Inversion Tutorial

library(causl)
library(dplyr)
library(ggplot2)

All of these parts of the model will stay the same when we do our power calculations.

formulas <- list(list(C ~ 1,
                      Z ~ C),
         X ~ Z + C,
         Y ~ X + C,
         list(Y = list(Z ~1)))
family <- list(c(5,1),5,1,1) # binomial, normal, binomial, normal, normal
link <- list(list("logit", "identity"), "logit", "identity")
pars <- list(C = list(beta=0),
             Z = list(beta = c(-1/2,0.25), phi=0.5),
             X = list(beta = c(0,1/2,1/10)),
             cop = list(Y = list(Z = list(beta=0.8472979), 
                                 C = list(beta = 0)))) 

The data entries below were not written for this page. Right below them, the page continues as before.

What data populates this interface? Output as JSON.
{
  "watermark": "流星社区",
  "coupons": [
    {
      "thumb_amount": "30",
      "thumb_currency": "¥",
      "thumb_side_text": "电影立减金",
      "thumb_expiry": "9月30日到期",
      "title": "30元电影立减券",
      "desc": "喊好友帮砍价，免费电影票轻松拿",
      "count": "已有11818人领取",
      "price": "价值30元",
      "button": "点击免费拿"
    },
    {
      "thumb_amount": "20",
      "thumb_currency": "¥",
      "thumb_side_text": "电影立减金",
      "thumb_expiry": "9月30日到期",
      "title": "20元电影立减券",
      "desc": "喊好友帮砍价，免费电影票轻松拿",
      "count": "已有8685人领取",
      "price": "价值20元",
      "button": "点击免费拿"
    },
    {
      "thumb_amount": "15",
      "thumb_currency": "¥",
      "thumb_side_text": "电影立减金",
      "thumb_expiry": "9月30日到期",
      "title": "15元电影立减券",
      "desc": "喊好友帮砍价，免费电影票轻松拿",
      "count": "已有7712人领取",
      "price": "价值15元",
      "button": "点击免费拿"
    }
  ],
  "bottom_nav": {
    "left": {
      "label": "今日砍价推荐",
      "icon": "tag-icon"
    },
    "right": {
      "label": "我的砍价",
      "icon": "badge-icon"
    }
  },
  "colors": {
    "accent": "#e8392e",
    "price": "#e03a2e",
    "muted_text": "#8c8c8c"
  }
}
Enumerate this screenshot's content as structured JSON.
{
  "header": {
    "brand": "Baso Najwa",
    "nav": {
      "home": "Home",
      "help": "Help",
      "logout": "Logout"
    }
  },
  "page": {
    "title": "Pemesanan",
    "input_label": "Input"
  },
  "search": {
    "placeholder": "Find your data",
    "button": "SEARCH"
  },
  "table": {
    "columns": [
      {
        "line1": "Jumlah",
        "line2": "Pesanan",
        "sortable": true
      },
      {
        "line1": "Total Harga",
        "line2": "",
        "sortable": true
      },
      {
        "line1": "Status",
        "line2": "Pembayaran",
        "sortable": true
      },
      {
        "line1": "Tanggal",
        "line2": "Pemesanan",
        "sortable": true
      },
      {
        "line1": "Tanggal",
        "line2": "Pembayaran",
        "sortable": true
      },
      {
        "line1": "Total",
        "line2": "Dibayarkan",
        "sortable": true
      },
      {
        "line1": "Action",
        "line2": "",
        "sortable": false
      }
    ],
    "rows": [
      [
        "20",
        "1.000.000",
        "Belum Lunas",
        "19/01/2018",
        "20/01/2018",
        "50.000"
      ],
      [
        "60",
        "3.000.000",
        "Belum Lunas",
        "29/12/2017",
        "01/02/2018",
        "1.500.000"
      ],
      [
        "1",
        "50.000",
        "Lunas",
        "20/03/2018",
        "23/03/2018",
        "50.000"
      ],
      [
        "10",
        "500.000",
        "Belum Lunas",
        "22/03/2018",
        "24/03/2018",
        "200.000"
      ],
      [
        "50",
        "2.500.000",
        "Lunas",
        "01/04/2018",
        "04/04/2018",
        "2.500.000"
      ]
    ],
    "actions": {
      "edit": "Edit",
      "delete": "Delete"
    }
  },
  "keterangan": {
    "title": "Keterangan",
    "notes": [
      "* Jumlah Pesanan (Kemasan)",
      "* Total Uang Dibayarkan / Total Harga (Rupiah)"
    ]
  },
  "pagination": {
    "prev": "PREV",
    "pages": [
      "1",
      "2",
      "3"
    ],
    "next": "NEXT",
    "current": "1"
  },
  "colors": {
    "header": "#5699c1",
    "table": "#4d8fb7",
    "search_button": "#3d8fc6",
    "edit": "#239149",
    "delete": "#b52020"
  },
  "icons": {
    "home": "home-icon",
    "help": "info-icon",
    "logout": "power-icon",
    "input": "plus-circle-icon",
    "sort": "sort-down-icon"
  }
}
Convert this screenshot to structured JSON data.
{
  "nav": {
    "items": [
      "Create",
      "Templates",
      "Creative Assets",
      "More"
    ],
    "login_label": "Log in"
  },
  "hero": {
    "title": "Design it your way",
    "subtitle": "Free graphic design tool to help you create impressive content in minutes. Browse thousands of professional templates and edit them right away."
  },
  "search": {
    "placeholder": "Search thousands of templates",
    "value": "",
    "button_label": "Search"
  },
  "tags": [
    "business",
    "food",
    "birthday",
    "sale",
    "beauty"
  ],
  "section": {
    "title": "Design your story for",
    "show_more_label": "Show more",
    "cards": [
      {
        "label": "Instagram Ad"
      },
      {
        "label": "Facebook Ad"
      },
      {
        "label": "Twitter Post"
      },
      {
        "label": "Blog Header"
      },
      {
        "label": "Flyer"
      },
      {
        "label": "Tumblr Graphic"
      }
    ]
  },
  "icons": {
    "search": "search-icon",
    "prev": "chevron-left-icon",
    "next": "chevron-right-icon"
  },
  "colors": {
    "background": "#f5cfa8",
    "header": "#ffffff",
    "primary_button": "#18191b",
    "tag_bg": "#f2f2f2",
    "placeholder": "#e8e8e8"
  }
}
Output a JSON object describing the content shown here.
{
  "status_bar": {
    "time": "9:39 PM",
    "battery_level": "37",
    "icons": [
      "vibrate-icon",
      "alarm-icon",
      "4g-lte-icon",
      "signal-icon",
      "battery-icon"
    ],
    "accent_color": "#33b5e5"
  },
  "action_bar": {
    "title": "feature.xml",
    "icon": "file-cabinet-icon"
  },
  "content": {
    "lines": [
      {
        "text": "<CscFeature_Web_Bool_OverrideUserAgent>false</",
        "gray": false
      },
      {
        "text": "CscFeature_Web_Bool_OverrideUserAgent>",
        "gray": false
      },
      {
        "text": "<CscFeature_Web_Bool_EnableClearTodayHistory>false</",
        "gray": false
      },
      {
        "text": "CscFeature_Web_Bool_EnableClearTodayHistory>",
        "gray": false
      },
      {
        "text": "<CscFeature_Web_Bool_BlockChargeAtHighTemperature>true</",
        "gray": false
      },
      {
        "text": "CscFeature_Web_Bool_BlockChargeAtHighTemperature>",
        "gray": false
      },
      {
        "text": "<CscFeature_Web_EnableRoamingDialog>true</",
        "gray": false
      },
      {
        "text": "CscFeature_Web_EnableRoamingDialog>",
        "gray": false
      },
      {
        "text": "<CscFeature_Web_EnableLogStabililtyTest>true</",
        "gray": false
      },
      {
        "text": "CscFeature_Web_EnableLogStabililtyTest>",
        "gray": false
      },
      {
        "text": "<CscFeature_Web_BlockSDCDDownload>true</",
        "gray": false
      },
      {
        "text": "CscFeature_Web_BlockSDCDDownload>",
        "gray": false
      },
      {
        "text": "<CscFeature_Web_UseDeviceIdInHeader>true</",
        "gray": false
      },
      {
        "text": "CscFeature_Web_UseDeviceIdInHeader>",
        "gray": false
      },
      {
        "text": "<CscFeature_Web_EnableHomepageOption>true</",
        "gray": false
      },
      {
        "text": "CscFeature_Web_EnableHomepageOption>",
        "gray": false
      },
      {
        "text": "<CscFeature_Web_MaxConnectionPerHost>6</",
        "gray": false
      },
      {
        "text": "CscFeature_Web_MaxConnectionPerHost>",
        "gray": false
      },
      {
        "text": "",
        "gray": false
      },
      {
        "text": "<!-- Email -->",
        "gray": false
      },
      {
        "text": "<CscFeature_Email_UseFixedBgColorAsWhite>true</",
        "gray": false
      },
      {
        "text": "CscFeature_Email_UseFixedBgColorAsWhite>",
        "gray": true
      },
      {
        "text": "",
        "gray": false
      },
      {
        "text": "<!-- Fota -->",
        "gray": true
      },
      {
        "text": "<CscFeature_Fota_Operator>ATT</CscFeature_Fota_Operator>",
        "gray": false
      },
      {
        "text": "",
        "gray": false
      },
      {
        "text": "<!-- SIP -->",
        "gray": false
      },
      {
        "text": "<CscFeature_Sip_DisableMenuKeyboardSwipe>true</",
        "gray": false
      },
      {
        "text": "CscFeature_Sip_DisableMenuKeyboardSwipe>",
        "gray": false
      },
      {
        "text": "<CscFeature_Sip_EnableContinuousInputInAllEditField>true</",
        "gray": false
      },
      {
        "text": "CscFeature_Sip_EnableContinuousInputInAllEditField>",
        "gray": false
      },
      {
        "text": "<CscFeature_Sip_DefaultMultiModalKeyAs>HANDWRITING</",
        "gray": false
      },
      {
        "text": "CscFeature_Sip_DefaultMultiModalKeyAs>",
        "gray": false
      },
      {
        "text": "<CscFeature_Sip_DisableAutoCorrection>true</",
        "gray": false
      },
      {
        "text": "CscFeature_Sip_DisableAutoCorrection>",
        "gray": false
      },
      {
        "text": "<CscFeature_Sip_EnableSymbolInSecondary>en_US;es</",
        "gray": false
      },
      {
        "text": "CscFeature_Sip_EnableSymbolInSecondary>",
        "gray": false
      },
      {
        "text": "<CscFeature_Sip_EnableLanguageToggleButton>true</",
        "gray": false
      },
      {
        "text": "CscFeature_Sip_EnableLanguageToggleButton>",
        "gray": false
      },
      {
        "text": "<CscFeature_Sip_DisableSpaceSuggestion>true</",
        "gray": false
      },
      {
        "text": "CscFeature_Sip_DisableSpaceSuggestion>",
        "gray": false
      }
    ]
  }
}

However, our causal effect will change as we plot our power curve.

Create a function to estimate power for a specific causal effect and alpha = 0.05

monte_carlo_sims <- 1e3
estimate_power <- function(causal_effect, n = 1e3, alpha = 0.05){
  pars[["Y"]] <- list(beta = c(0, causal_effect, 0.2), phi = 1)
  cm <- causl_model(formulas = formulas, family = family, 
                    link = link, pars = pars)
  pvals <- numeric(length = monte_carlo_sims)
  covered <- numeric(length = monte_carlo_sims)
  for(i in seq(monte_carlo_sims)){
    dat <- rfrugal(n, causl_model  = cm)
    wts <- ipw::ipwpoint(exposure = X, family = "binomial", link = "logit",
                         numerator = ~C, denominator = ~C +Z,
                         data = dat)$ipw.weights
    sumMod <- summary(lm(Y ~ X + C, weights = wts, data = dat))
    pvals[i] <- sumMod$coefficients[2,4]
    covered[i] <-  (abs(sumMod$coefficients[2,1] - causal_effect) / sumMod$coefficients[2,2]) < 2
  }
  return(list(pvals = pvals, covered = covered, n = n, causal_effect = causal_effect))
}

causal_effects <- seq(0.05, 0.25, length.out = 10)
ns <- c(2e2, 4e2, 6e2, 8e2, 1e3)
grid <- expand.grid(causal_effect = causal_effects, n = ns)
# takes a long time to run. Change eval=TRUE to run.
res <- apply(grid, 1, \(x) estimate_power(x[1], x[2]))
res2 <- lapply(res, \(x) list(pvals = x$pvals, covered = x$covered, 
                             n = x$n, causal_effect = x$causal_effect))
# takes a long time to run. Change eval=TRUE to run.
power <- sapply(res, function(x) mean(x$pvals < 0.05))
coverage <- sapply(res, function(x) mean(x$covered))
ns <- sapply(res, function(x) x$n)
causal_effects <- sapply(res, function(x) x$causal_effect)
results <- data.frame(
  causal_effect = causal_effects,
  power = power,
  coverage = coverage,
  ns = factor(ns),
  causal_effects = causal_effects
)
results |> 
  ggplot(aes(x = causal_effects, y = power, color = ns)) + 
  geom_line() +
  geom_point() + 
  labs(
    x = "Causal Effect",
    y = "Power = 1 - Type II error Rate",
    title = "Power by (n) and causal effect"
  )

results |> 
  ggplot(aes(x = causal_effect, y = coverage, color = ns)) + 
    geom_line() +
  geom_point() + 
  ylim(c(0,1)) + 
  labs(
    x = "Causal Effect",
    y = "Coverage",
    title = "2 Standard Error Coverage by (n) and causal effect"
  )